Homily for Oct. 8th, 2020:
Luke 11:5-13.
This story about the friend coming at
midnight emphasizes two things: the need for persistence in prayer, and God’s
readiness to hear us: “Ask and you will receive,” Jesus says. “Seek and you
will find; knock and the door will be opened to you.” Continuing to pray when
God seems to answer only with silence increases our desire and strengthens our
faith, as physical exercise strengthens the heart, lungs, and muscles. St.
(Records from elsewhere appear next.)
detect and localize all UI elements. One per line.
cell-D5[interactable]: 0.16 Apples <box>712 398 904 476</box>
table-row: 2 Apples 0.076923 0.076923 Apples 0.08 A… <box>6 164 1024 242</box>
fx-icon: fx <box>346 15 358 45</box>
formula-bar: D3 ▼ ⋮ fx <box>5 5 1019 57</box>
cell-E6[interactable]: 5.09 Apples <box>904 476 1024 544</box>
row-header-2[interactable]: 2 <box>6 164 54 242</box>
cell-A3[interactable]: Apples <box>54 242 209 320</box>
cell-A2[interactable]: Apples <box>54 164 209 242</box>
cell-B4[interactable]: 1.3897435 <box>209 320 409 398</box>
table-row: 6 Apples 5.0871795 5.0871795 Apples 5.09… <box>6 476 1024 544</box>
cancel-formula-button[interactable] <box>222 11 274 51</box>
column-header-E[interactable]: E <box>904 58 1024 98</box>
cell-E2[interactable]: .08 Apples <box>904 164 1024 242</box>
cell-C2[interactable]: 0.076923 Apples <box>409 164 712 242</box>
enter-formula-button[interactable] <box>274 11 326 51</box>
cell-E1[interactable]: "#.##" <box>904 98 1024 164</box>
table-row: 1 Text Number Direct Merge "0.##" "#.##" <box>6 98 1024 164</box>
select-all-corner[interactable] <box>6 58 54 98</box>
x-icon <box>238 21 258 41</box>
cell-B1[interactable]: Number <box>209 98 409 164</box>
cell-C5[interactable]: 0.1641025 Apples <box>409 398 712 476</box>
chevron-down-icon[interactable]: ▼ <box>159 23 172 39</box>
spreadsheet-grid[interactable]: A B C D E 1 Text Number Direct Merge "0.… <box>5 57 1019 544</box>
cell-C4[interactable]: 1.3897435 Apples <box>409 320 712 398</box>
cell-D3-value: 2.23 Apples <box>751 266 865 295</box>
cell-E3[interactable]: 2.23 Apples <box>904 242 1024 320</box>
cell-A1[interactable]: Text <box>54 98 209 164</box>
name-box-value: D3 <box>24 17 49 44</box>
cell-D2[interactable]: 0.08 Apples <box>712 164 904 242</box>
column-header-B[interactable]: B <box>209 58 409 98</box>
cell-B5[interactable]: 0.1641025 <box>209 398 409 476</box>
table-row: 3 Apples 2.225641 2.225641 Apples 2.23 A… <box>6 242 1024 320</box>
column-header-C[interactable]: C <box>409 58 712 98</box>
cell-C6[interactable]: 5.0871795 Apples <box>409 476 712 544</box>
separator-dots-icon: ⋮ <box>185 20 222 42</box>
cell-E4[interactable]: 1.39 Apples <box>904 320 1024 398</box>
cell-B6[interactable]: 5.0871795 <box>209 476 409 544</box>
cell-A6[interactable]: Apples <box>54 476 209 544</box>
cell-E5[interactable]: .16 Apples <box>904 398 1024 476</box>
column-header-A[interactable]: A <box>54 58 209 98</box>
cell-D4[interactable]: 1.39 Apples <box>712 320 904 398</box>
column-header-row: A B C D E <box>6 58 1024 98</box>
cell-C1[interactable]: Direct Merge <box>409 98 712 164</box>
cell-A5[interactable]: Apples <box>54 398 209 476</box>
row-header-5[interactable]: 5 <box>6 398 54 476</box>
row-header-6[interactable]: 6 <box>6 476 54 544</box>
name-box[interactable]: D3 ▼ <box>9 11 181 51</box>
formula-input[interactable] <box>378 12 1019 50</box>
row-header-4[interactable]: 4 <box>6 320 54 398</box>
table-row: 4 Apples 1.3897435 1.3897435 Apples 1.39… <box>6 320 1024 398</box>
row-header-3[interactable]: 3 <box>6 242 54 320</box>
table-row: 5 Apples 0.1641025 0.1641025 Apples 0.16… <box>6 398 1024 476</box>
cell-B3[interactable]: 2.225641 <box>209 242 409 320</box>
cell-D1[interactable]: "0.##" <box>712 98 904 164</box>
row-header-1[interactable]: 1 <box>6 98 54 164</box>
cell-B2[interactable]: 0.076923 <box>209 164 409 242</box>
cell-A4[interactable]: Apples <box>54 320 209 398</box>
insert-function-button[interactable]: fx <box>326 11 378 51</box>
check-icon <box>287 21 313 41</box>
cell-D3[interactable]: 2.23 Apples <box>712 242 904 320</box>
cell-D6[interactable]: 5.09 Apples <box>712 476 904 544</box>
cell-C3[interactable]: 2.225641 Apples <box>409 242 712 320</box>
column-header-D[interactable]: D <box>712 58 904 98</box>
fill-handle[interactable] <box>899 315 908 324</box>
Gregory the Great, who was bishop of Rome from 590 to 604, wrote: “All holy
desires grow by delays; and if they fade because of these delays, they were
never holy desires.”
To illustrate his teaching about
prayer, Jesus reminds us that God is our loving heavenly Father, and we are his
children. God is more loving, however, than the even best human father or
mother -- and wiser. Hence, he will not always answer our prayers in the way,
or at the time, that we think he should. When God refuses something we pray
for, it is always in order to give us something better.
The late Archbishop Fulton Sheen told a story
about a little girl who prayed, before Christmas, for a hundred dolls. She didn’t
get even one. Her unbelieving father, who had taunted both her and her mother
for praying at all, couldn’t resist saying on Christmas day: “Well, God didn’t
answer your prayers, did he?” To which the child gave the beautiful answer: “Oh
yes, He did. He said No!” In my own ninety-second year, I am grateful to have
lived long enough to be able to thank God for answering some of my prayers, Not
yet; and others, No.
Even when we have done our best to
explain and understand prayer, however, it remains a mystery: not in the sense
that we can understand nothing about prayer, but that what we can understand is
partial only. We can no more explain “how prayer works” than we can explain how
the human mind works, or the human heart.
Above all, therefore, we need to ask
for the gift of Gods Holy Spirit: the fire of God’s love, to burn away
everything in us that is contrary to God, and to light up our way; his wisdom
to see what is right and true, and to embrace it when seen. That prayer will
always be answered, Jesus promises us. “If you then, who are wicked, know how
to give good gifts to your children, how much more will the Father in heaven
give the Holy Spirit to those who ask him?”